You’ll quit smoking,
several times.
You’ll form creases around your lips
and webs around your eyes,
some from laughter,
others from grimace.
Wisdom will come in the form of clever phrases,
and patience will embed itself into your heart.

You don’t know what it means
to truly love another person right now,
but you will,
and someday you will also know how to give that love freely, without bounds.

And yes, darlin’,
though it may take you kicking and screaming,
you will shed this adolescent skin,
you will grow up.

It may be scary at first,
but you will realize, it’s alright.
There is a person you are meant to be.

One day the scars will heal
and you will replace them with garlands of orange daisies.
There is gonna be someone who thinks the heavens of you
for nothing more than exactly what you are,
the person you came to be.

One day,
you will stand solitary in the barren desert
but no longer feel alone.

One day
you will look in the mirror and accept your smile,
recite poetry instead of curse words,
find the beauty of tattered dandelions
and the pure tragedy of perfection.
You will no longer be ashamed of your reflection.

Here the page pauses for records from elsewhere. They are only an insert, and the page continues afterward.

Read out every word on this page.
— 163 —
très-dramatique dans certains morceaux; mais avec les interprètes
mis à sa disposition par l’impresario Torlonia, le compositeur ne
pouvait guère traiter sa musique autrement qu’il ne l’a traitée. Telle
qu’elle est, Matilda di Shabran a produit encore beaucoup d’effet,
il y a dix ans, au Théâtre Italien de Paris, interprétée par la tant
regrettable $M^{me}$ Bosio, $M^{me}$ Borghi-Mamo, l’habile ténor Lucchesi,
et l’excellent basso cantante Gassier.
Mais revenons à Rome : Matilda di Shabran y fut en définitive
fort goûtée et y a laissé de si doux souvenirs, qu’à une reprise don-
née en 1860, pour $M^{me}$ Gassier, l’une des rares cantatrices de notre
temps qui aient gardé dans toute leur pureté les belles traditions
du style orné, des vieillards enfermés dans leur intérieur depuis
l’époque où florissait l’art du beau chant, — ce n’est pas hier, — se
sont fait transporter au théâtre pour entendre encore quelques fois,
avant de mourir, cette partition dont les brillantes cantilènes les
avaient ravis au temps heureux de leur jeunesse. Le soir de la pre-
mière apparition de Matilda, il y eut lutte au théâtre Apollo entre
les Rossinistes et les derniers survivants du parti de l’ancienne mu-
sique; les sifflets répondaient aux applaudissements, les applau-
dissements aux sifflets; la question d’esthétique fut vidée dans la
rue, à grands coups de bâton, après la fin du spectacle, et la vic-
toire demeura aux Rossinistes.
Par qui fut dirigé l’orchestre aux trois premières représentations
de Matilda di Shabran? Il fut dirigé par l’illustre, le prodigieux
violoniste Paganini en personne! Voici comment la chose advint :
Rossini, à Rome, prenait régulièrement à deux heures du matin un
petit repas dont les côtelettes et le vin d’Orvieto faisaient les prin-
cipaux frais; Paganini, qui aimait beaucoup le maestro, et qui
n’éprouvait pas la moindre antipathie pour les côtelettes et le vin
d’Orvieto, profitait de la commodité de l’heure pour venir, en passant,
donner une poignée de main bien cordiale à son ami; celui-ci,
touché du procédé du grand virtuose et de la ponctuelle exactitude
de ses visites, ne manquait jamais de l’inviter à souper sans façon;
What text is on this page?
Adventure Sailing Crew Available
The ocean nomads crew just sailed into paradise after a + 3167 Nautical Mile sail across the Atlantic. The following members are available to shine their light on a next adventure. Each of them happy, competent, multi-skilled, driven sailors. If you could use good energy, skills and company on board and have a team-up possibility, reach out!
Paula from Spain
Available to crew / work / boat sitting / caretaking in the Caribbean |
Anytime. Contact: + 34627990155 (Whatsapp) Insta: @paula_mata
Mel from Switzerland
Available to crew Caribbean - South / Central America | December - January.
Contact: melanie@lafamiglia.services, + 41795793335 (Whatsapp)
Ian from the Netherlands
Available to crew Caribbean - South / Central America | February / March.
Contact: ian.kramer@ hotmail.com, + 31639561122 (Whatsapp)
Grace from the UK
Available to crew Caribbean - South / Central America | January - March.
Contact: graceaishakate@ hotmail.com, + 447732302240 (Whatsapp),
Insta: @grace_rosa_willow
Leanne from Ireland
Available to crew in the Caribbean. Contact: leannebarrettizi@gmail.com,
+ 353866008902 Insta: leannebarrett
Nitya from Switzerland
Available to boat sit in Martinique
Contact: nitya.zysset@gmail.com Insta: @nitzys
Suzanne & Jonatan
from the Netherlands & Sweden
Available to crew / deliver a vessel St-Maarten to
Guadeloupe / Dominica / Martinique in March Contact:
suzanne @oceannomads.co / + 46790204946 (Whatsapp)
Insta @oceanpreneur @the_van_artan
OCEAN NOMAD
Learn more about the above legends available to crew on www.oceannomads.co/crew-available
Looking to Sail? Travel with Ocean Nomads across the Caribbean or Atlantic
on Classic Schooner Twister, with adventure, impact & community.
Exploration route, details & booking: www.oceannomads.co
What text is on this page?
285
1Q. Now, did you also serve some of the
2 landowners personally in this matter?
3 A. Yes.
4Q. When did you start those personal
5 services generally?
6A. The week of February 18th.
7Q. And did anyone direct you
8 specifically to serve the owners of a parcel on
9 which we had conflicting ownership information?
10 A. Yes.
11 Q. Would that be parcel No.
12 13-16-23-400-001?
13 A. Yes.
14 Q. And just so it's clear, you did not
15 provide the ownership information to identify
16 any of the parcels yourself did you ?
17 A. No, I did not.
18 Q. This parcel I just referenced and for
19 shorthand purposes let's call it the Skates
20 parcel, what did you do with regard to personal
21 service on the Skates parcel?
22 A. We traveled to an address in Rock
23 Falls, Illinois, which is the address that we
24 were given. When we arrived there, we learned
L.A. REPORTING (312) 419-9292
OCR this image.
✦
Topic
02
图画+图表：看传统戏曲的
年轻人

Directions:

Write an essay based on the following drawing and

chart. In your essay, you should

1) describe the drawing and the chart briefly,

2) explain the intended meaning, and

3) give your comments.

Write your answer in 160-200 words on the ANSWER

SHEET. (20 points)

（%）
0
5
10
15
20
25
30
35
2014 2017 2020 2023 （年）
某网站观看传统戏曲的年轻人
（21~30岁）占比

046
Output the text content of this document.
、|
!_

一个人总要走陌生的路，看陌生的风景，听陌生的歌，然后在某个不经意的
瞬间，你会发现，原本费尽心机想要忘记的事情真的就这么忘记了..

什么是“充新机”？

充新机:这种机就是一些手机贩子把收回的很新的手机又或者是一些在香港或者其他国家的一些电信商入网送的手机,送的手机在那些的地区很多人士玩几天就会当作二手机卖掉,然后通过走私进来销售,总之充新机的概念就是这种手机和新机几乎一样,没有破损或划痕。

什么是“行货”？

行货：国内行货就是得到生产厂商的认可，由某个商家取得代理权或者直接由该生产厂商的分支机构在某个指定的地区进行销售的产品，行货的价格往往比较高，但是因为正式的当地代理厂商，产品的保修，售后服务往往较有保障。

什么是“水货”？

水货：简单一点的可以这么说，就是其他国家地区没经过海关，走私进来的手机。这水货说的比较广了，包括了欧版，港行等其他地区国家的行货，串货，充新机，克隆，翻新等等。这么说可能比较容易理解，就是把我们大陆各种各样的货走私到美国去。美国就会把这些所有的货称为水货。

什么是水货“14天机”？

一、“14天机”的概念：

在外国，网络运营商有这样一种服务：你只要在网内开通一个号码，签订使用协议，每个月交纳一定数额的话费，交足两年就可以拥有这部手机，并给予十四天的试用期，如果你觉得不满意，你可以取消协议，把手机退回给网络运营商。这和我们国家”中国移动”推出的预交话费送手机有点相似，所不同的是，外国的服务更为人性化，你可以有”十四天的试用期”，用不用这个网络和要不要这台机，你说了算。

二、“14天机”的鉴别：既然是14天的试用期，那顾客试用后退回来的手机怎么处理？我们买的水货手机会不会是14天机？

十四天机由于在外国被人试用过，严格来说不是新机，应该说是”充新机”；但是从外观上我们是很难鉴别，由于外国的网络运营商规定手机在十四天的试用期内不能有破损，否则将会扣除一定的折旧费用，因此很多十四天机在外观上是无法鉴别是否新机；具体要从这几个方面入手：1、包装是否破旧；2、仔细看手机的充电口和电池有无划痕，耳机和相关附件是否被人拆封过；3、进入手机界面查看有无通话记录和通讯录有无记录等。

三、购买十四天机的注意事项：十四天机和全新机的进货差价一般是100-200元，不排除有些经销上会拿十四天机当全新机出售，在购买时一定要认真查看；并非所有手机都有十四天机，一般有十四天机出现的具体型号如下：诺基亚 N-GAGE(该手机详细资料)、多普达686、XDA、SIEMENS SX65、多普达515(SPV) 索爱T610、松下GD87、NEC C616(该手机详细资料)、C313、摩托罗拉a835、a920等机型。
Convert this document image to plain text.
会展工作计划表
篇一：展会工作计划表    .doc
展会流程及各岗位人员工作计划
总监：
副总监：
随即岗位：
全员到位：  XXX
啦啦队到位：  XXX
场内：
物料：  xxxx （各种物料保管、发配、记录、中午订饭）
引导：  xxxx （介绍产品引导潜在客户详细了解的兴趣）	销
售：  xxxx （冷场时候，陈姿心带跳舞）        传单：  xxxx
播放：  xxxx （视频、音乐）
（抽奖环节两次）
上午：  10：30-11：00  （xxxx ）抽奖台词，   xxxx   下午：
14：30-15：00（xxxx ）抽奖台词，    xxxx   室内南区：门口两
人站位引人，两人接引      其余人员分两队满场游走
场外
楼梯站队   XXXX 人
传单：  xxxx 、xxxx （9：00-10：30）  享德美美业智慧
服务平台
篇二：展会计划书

One day, you will stop hating yourself.
It’s gonna take a while,
so hold on;

You will get there.

“A Letter to Myself at 16” is previously published in September (2014).


Katrina Kaye

It is not
her fault.
Storms do
what storms do.

What they have
always done.

It was an
under estimation
of her power,
and a stubborn
belief man could
defy gods
that betrayed.

We know better now.

She reminded us
of our frailty,
our mortality,
as all gods must do
from time
to time.

Call it sacrifice,
call it necessary,
but don’t blame her.

Storms only do
what storms do.

“Storm” is previously published in Chasing Rabbits (2016).